Joule’s dedication to experimentation eventually led to his formulation of the law that now bears his name in 1840. According to Joule’s law, the heat generated in an electric wire is proportional to the current squared multiplied by the resistance. The law is often written as P=I2R, where P equals power loss, I is the current in amperes, and R is the resistance given in ohms. Joule included the law within the treatise “On the Production of Heat by Voltaic Electricity”, which was published in abbreviated form in the Proceedings of the Royal Society. However, the youth of its author and the perception of others that he was merely a hobbyist prevented many members of the Society from immediately realizing the importance of Joule’s work.
The cool reception he received did not deter Joule, who forged ahead with additional experiments involving electricity and heat. Soon after, he began giving lectures at the Royal Victoria Gallery, and by 1843 began publicly speculating on the convertibility of energy. That same year he published his early calculations on the amount of work needed to generate a unit of heat that he termed the mechanical equivalent of heat. Over the course of his career, Joule continually improved his methods of determining the mechanical equivalent of heat and repeatedly refined the value of the unit. His final calculation for the unit was about 772 foot pound force, that is, according to Joule, the heat required to raise the temperature of one pound of water a single degree Fahrenheit was equivalent to (and convertible into) a mechanical force that could lift approximately 772 pounds one foot high.
In the late 1840s, Joule wed Amelia Grimes. Not long after, Joule’s contemporaries became somewhat more receptive of his work, largely due to his acquaintance and collaboration with William Thomson, later better known as Lord Kelvin. Thomson, who had witnessed one of Joule’s lectures to the British Association for the Advancement of Science, was very interested in his thermodynamic experiments. Yet he was also concerned with their apparent conflict with the then widely accepted caloric theory originally proposed by Antoine Lavoisier, which stated that heat existed as a type of fluid that flowed from warmer to cooler bodies. Correspondence between Joule and Thomson over the course of many years, as well as additional experiments (some suggested by Thomson) and refinements in technique, eventually led Thomson to support fully Joule’s mechanical theory of heat. Their association with one another also resulted in the discovery of the Joule-Thomson effect, a phenomenon in which a gas allowed to expand freely experiences a change in temperature. The Joule-Thomson effect laid the foundation for the emergence of the refrigeration business.
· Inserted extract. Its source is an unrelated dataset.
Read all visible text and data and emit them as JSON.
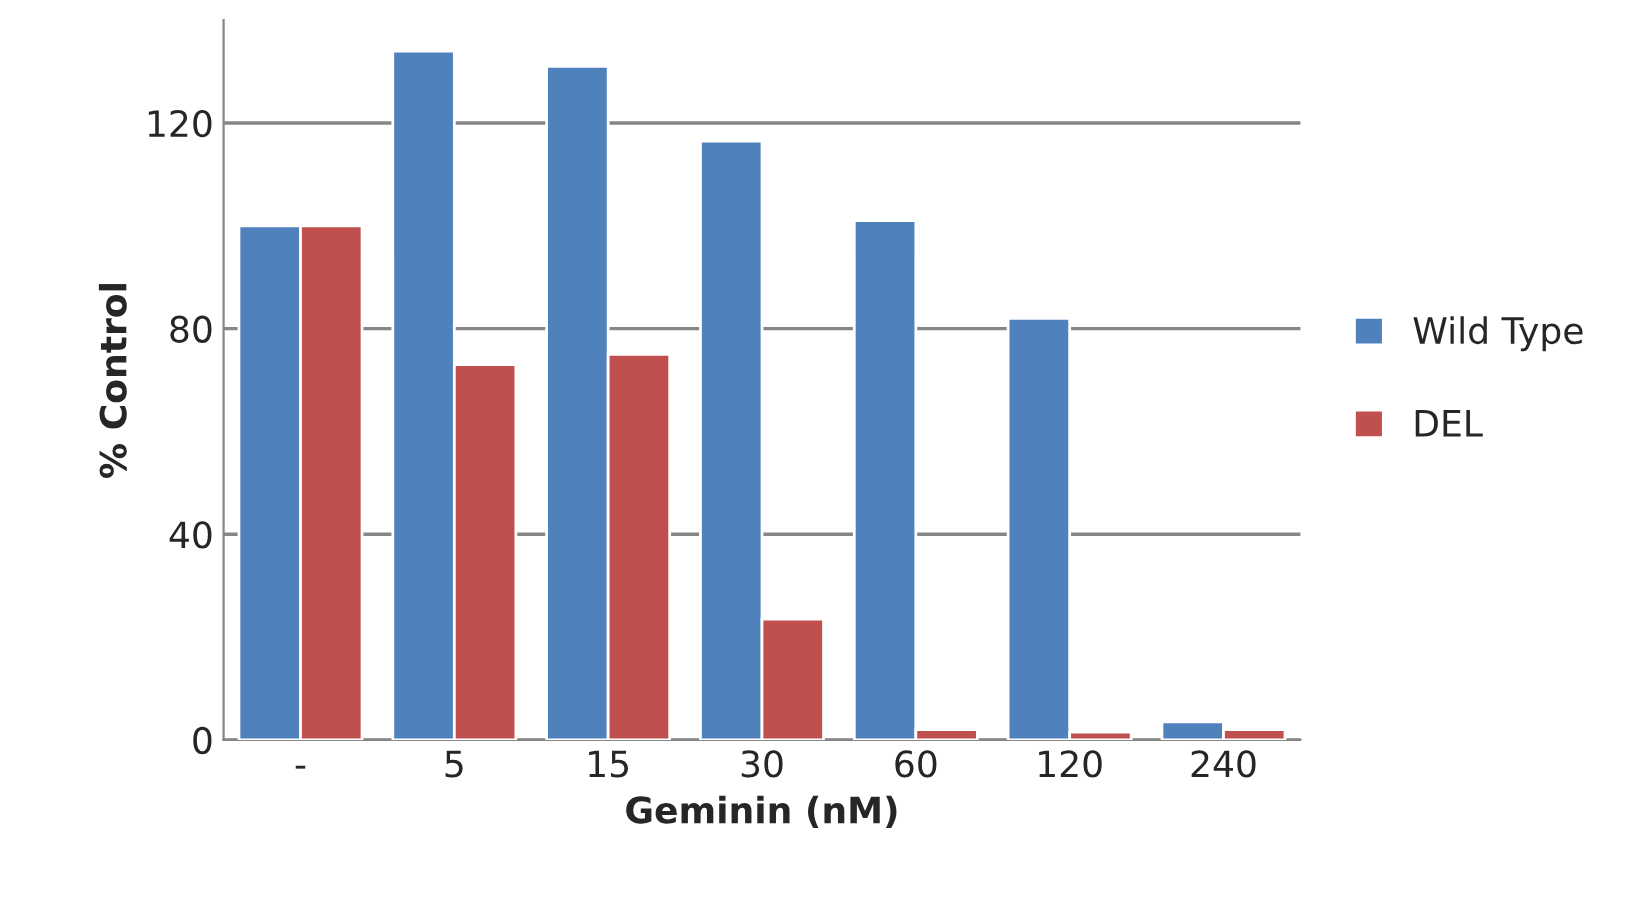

During the latter part of his career, Joule received much of the attention and accolades withheld from him in his earlier years. In 1850, following his publication of one of his most consistent calculations of the mechanical equivalent of heat, Joule became a fellow of the Royal Society, from which he received the Royal Medal in 1852 and the Copley Medal in 1870. Various institutions of higher learning, including Trinity College Dublin, University of Oxford and University of Edinburgh, also awarded him with honorary degrees, and the Royal Society of Arts bestowed to him the Albert Medal (1880).
Nevertheless, some controversy surrounded the priority of Joule’s thermodynamic work. A German physicist, Julius Robert von Mayer, claimed that he proposed the equivalency of heat and work at least a year before Joule announced his mechanical theory of heat. In order to help resolve the issue with as little enmity as possible, Joule eventually conceded Mayer’s claim for earlier development of the theory while asserting his own priority in experimentally confirming the theory. Despite the concession, however, most publications have since given primary recognition to Joule, who passed away at his home on October 11, 1889.